AP: [China] Faced with geopolitics and trade war, US companies in China report record-low new investment plans
AP [7/16/2025 3:42 PM, Fu Ting, 4120K] reports that American companies in China are reporting record-low new investment plans for this year and declining confidence in profits, while uncertainty in U.S.-China relations and President Donald Trump’s tariffs have become their top concerns, according to a business survey released Wednesday. The companies are also challenged by China’s slowing economy, where weak domestic demand and overcapacity in local industries are eroding profitability for the Americans. "Businesses in China are less profitable now than they were years ago, but risks, including reputational risk, regulatory risk, and political risk, are increasing," said Sean Stein, the president of the U.S.-China Business Council, a Washington-based group that represents American companies doing business in China, including major multinationals. The survey, conducted between March and May and drawing from 130 member companies, came after the two countries clashed over tariffs and non-tariff measures, including export controls on critical products such as rare-earth magnets and advanced computer chips. Following high-level talks in Geneva and London, U.S. and Chinese officials agreed to pull back from sky-high tariffs and restrictions on exports, but uncertainty persists as the two sides are yet to hammer out a more permanent trade deal. Kyle Sullivan, vice president of business advisory services at the USCBC, said more than half of the companies in the survey indicated they do not have new investment plans in China "at all" this year.
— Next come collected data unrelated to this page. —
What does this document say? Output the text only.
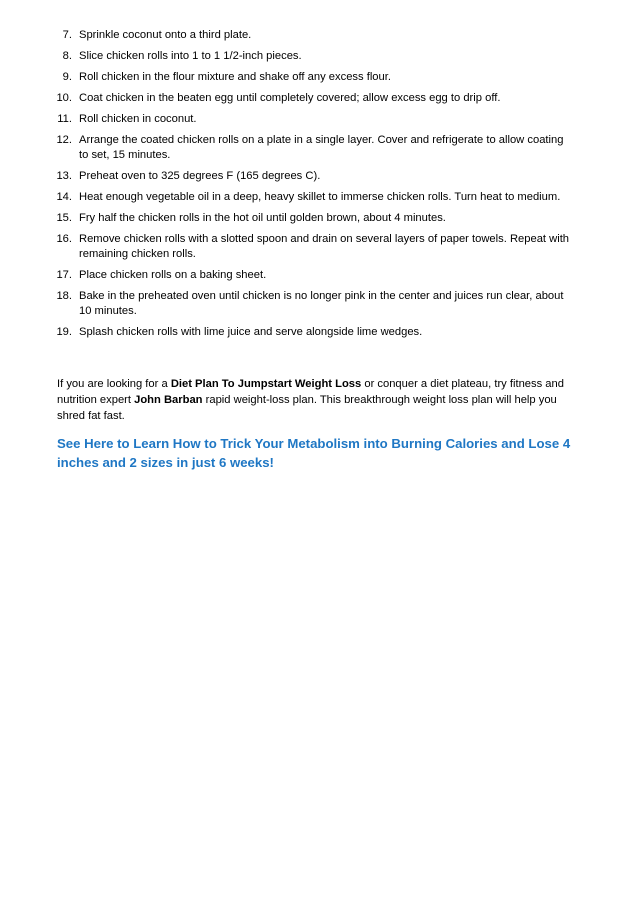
7. Sprinkle coconut onto a third plate.
8. Slice chicken rolls into 1 to 1 1/2-inch pieces.
9. Roll chicken in the flour mixture and shake off any excess flour.
10. Coat chicken in the beaten egg until completely covered; allow excess egg to drip off.
11. Roll chicken in coconut.
12. Arrange the coated chicken rolls on a plate in a single layer. Cover and refrigerate to allow coating to set, 15 minutes.
13. Preheat oven to 325 degrees F (165 degrees C).
14. Heat enough vegetable oil in a deep, heavy skillet to immerse chicken rolls. Turn heat to medium.
15. Fry half the chicken rolls in the hot oil until golden brown, about 4 minutes.
16. Remove chicken rolls with a slotted spoon and drain on several layers of paper towels. Repeat with remaining chicken rolls.
17. Place chicken rolls on a baking sheet.
18. Bake in the preheated oven until chicken is no longer pink in the center and juices run clear, about 10 minutes.
19. Splash chicken rolls with lime juice and serve alongside lime wedges.

If you are looking for a Diet Plan To Jumpstart Weight Loss or conquer a diet plateau, try fitness and nutrition expert John Barban rapid weight-loss plan. This breakthrough weight loss plan will help you shred fat fast.

See Here to Learn How to Trick Your Metabolism into Burning Calories and Lose 4 inches and 2 sizes in just 6 weeks!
AP: [China] Nvidia CEO downplays role in lifting US ban on chip sales to China
San Francisco Chronicle [7/16/2025 12:08, Ken Moritsugu, 56000K] reports the head of Nvidia downplayed his role in getting the U.S. government to lift a ban on selling an advanced computer chip in China and said it will take time to ramp up production once orders for the AI-processor come in. CEO Jensen Huang, speaking Wednesday in the Chinese capital Beijing, was upbeat about the prospects for the H20 chip, which was designed to meet U.S. restrictions on technology exports to China but nonetheless blocked in April. He met U.S. President Donald Trump before his trip and his company announced this week it had received assurances that sales to China would be approved. "I don’t think I changed his mind," Huang told a cluster of journalists, many of whom asked for his autograph or to take selfies with him. The decision to lift the ban on the H20 chip was entirely in the hands of the American and Chinese governments and whatever trade talks they had, he said. "We can only influence them, inform them, do our best to provide them with facts," Huang said. "And then beyond that is out of our control."